The experience of BME commuting students
The reasons for the black and minority ethnic (BME) student degree attainment gap are complex and multifactorial. However, it appears that increasing numbers of all students are commuting to campus from the parental and family home, something now disproportionately exemplified by BME students at Leeds Beckett University.
This paper outlines findings from a small, qualitative project focusing on commuting BME undergraduates and explores how their issues and needs have been addressed through a range of cultural, infrastructural and curricular interventions.

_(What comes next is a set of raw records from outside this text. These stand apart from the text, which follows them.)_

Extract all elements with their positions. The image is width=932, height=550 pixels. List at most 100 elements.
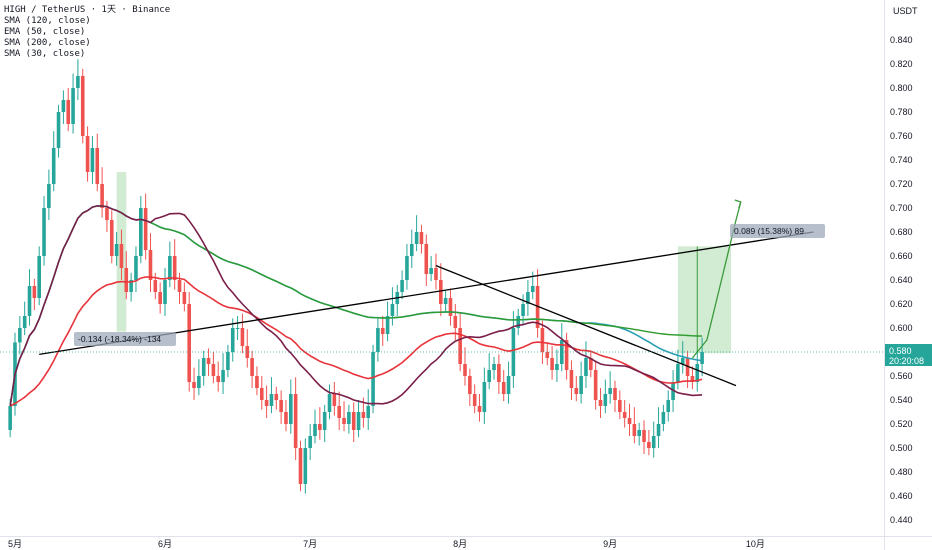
candle-body xyxy=(235,328,240,329)
candle-body xyxy=(390,304,395,316)
candle-body xyxy=(100,184,104,208)
candle-body xyxy=(492,364,496,370)
projection-path xyxy=(691,201,742,359)
y-tick-label: 0.600 xyxy=(890,323,913,333)
candle-body xyxy=(269,394,274,406)
y-tick-label: 0.780 xyxy=(890,107,913,117)
candle-body xyxy=(361,412,366,418)
candle-body xyxy=(642,430,646,442)
candle-body xyxy=(647,442,651,448)
candle-body xyxy=(274,394,279,400)
indicator-sma200[interactable]: SMA (200, close) xyxy=(4,38,91,48)
candle-body xyxy=(8,406,12,430)
candle-body xyxy=(259,388,264,400)
x-tick-label: 9月 xyxy=(603,539,617,549)
candle-body xyxy=(90,148,95,172)
y-tick-label: 0.660 xyxy=(890,251,913,261)
candle-body xyxy=(376,328,380,352)
candle-body xyxy=(42,208,46,256)
candle-body xyxy=(61,100,66,112)
price-tag-countdown: 20:20:08 xyxy=(889,356,924,366)
price-tag-value: 0.580 xyxy=(889,346,912,356)
candle-body xyxy=(569,370,574,388)
candle-body xyxy=(637,430,641,436)
candle-body xyxy=(163,280,167,304)
candle-body xyxy=(477,406,482,412)
candle-body xyxy=(482,382,487,412)
candle-body xyxy=(695,364,700,382)
candle-body xyxy=(308,436,312,448)
candle-body xyxy=(71,88,75,124)
sma-30-line xyxy=(9,205,703,407)
candle-body xyxy=(618,400,622,412)
candle-body xyxy=(497,364,501,382)
candle-body xyxy=(439,280,443,304)
candle-body xyxy=(574,388,579,394)
candle-body xyxy=(371,352,375,406)
candle-body xyxy=(468,376,472,394)
candle-body xyxy=(153,280,158,292)
candle-body xyxy=(303,448,308,484)
candle-body xyxy=(327,394,332,412)
indicator-sma120[interactable]: SMA (120, close) xyxy=(4,16,91,26)
x-tick-label: 5月 xyxy=(8,539,22,549)
candle-body xyxy=(506,376,511,394)
symbol-line: HIGH / TetherUS · 1天 · Binance xyxy=(4,5,171,15)
candle-body xyxy=(76,76,80,88)
candle-body xyxy=(414,232,419,244)
candle-body xyxy=(579,376,583,394)
candle-body xyxy=(589,358,593,370)
candle-body xyxy=(37,256,41,298)
candle-body xyxy=(129,280,133,292)
y-tick-label: 0.820 xyxy=(890,59,913,69)
y-tick-label: 0.540 xyxy=(890,395,913,405)
candle-body xyxy=(613,388,617,400)
candle-body xyxy=(105,208,109,220)
y-tick-label: 0.620 xyxy=(890,299,913,309)
x-tick-label: 7月 xyxy=(303,539,317,549)
candle-body xyxy=(385,316,390,334)
price-axis-unit: USDT xyxy=(893,6,918,16)
candle-body xyxy=(245,346,250,358)
candle-body xyxy=(197,376,201,388)
y-tick-label: 0.760 xyxy=(890,131,913,141)
candle-body xyxy=(526,292,530,304)
candle-body xyxy=(651,436,656,448)
candle-body xyxy=(366,406,371,418)
candle-body xyxy=(656,424,661,436)
candle-body xyxy=(226,352,230,370)
candle-body xyxy=(279,400,283,412)
indicator-sma30[interactable]: SMA (30, close) xyxy=(4,49,86,59)
candle-body xyxy=(56,112,61,148)
candle-body xyxy=(680,358,685,364)
x-tick-label: 10月 xyxy=(746,539,765,549)
candle-body xyxy=(318,424,322,430)
candle-body xyxy=(530,286,535,292)
candle-body xyxy=(419,232,424,244)
candle-body xyxy=(700,352,704,364)
measure-down-label-bg xyxy=(74,332,176,346)
candle-body xyxy=(598,400,603,406)
candle-body xyxy=(351,412,356,430)
candle-body xyxy=(627,418,632,424)
candle-body xyxy=(109,220,114,256)
candle-body xyxy=(661,412,666,424)
candle-body xyxy=(313,424,317,436)
candle-body xyxy=(337,406,341,418)
candle-body xyxy=(119,244,124,268)
indicator-ema50[interactable]: EMA (50, close) xyxy=(4,27,86,37)
candle-body xyxy=(666,400,671,412)
candle-body xyxy=(114,244,119,256)
candle-body xyxy=(584,358,588,376)
candle-body xyxy=(32,286,37,298)
candle-body xyxy=(356,412,361,430)
candle-body xyxy=(148,250,153,280)
candle-body xyxy=(143,208,148,250)
candle-body xyxy=(221,370,225,382)
candle-body xyxy=(608,388,612,394)
candle-body xyxy=(540,328,545,352)
candle-body xyxy=(85,136,90,172)
candle-body xyxy=(134,256,138,280)
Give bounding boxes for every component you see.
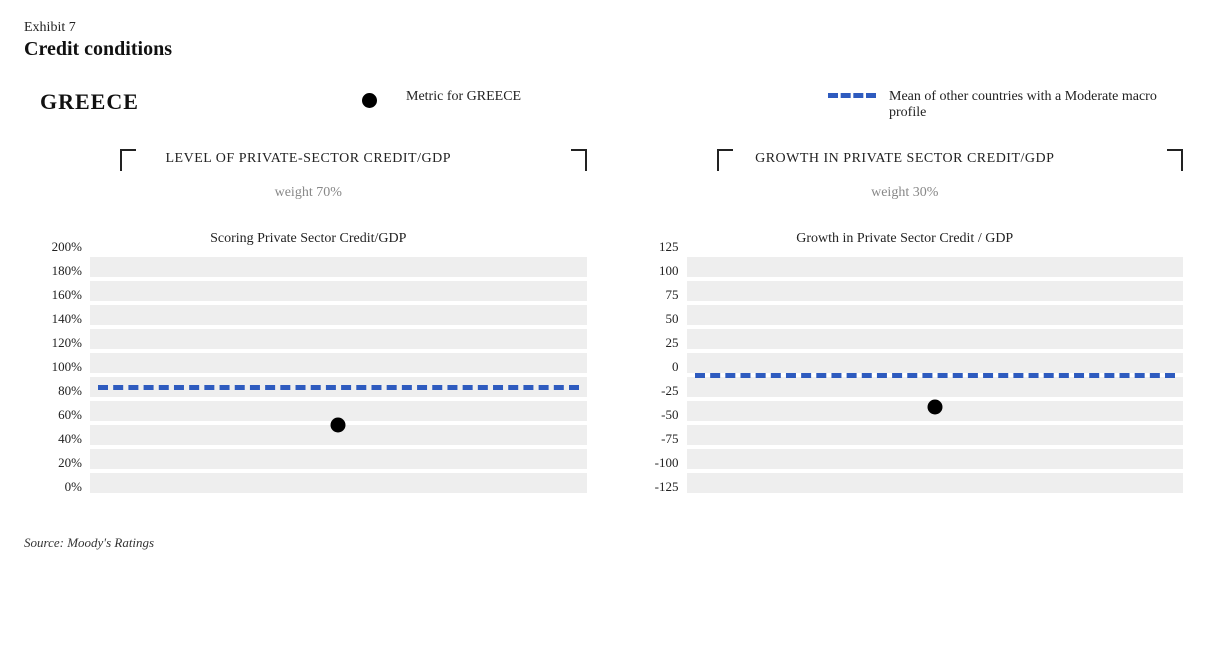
source-label: Source: Moody's Ratings <box>24 535 1189 551</box>
panels: LEVEL OF PRIVATE-SECTOR CREDIT/GDP weigh… <box>24 139 1189 495</box>
legend-metric-swatch <box>344 89 394 108</box>
legend-metric: Metric for GREECE <box>344 89 521 108</box>
left-bracket: LEVEL OF PRIVATE-SECTOR CREDIT/GDP <box>30 149 587 175</box>
grid-row <box>90 473 587 493</box>
mean-line <box>695 373 1176 378</box>
mean-line <box>98 385 579 390</box>
bracket-right-icon <box>573 149 587 171</box>
grid-row <box>687 305 1184 325</box>
metric-dot <box>927 399 942 414</box>
grid-row <box>687 473 1184 493</box>
country-label: GREECE <box>24 89 344 115</box>
grid-row <box>90 353 587 373</box>
metric-dot <box>331 418 346 433</box>
left-weight-label: weight 70% <box>30 185 587 201</box>
dot-icon <box>362 93 377 108</box>
grid-row <box>687 425 1184 445</box>
grid-row <box>90 305 587 325</box>
grid-row <box>687 377 1184 397</box>
grid-row <box>687 257 1184 277</box>
legend-mean-label: Mean of other countries with a Moderate … <box>889 89 1189 121</box>
right-panel: GROWTH IN PRIVATE SECTOR CREDIT/GDP weig… <box>627 139 1184 495</box>
grid-row <box>687 329 1184 349</box>
grid-row <box>687 449 1184 469</box>
right-chart-title: Growth in Private Sector Credit / GDP <box>627 231 1184 247</box>
grid-row <box>687 281 1184 301</box>
left-chart: 200%180%160%140%120%100%80%60%40%20%0% <box>30 255 587 495</box>
legend: Metric for GREECE Mean of other countrie… <box>344 89 1189 121</box>
right-chart: 1251007550250-25-50-75-100-125 <box>627 255 1184 495</box>
dash-icon <box>828 93 876 98</box>
bracket-left-icon <box>717 149 731 171</box>
bracket-left-icon <box>120 149 134 171</box>
grid-row <box>90 449 587 469</box>
right-weight-label: weight 30% <box>627 185 1184 201</box>
header-row: GREECE Metric for GREECE Mean of other c… <box>24 89 1189 121</box>
left-panel: LEVEL OF PRIVATE-SECTOR CREDIT/GDP weigh… <box>30 139 587 495</box>
bracket-right-icon <box>1169 149 1183 171</box>
grid-row <box>90 257 587 277</box>
left-plot <box>90 255 587 495</box>
left-bracket-title: LEVEL OF PRIVATE-SECTOR CREDIT/GDP <box>30 149 587 167</box>
legend-mean-swatch <box>827 89 877 98</box>
legend-mean: Mean of other countries with a Moderate … <box>827 89 1189 121</box>
grid-row <box>90 281 587 301</box>
grid-row <box>90 329 587 349</box>
legend-metric-label: Metric for GREECE <box>406 89 521 105</box>
left-y-axis: 200%180%160%140%120%100%80%60%40%20%0% <box>30 255 90 495</box>
right-bracket-title: GROWTH IN PRIVATE SECTOR CREDIT/GDP <box>627 149 1184 167</box>
exhibit-title: Credit conditions <box>24 38 1189 61</box>
right-bracket: GROWTH IN PRIVATE SECTOR CREDIT/GDP <box>627 149 1184 175</box>
grid-row <box>687 353 1184 373</box>
left-chart-title: Scoring Private Sector Credit/GDP <box>30 231 587 247</box>
right-y-axis: 1251007550250-25-50-75-100-125 <box>627 255 687 495</box>
right-plot <box>687 255 1184 495</box>
exhibit-label: Exhibit 7 <box>24 20 1189 36</box>
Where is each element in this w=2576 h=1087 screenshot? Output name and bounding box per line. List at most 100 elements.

The main issue of concern which supports the recent report (Thomas and Jones, 2017) is that many commuting BME students will prioritise academic engagement but are unaware of the wider social and cultural capital that can be gained from participating in extra-curricular activities. It is clear that some difficulties faced by BME commuting students are identical to those faced by all commuting students: stress, impractical timetabling and assessment deadlines, ‘invisibility’. BME students (commuting and non-commuting) are already often disadvantaged by a poorer learning experience than that of their peers and consequently by lower degree attainment (Richardson, 2008a & b, Newbold et al., 2011) and reduced employability (Allen, 2016), an inequality that may be compounded in the case of those disproportionately high numbers of BME students who also commute.
University action must be situated within a broader framework of inclusive academic practice, drawing on a “holistic engagement vision” (Pickford, 2016, p. 31) of infrastructural support and partnership working between students and staff.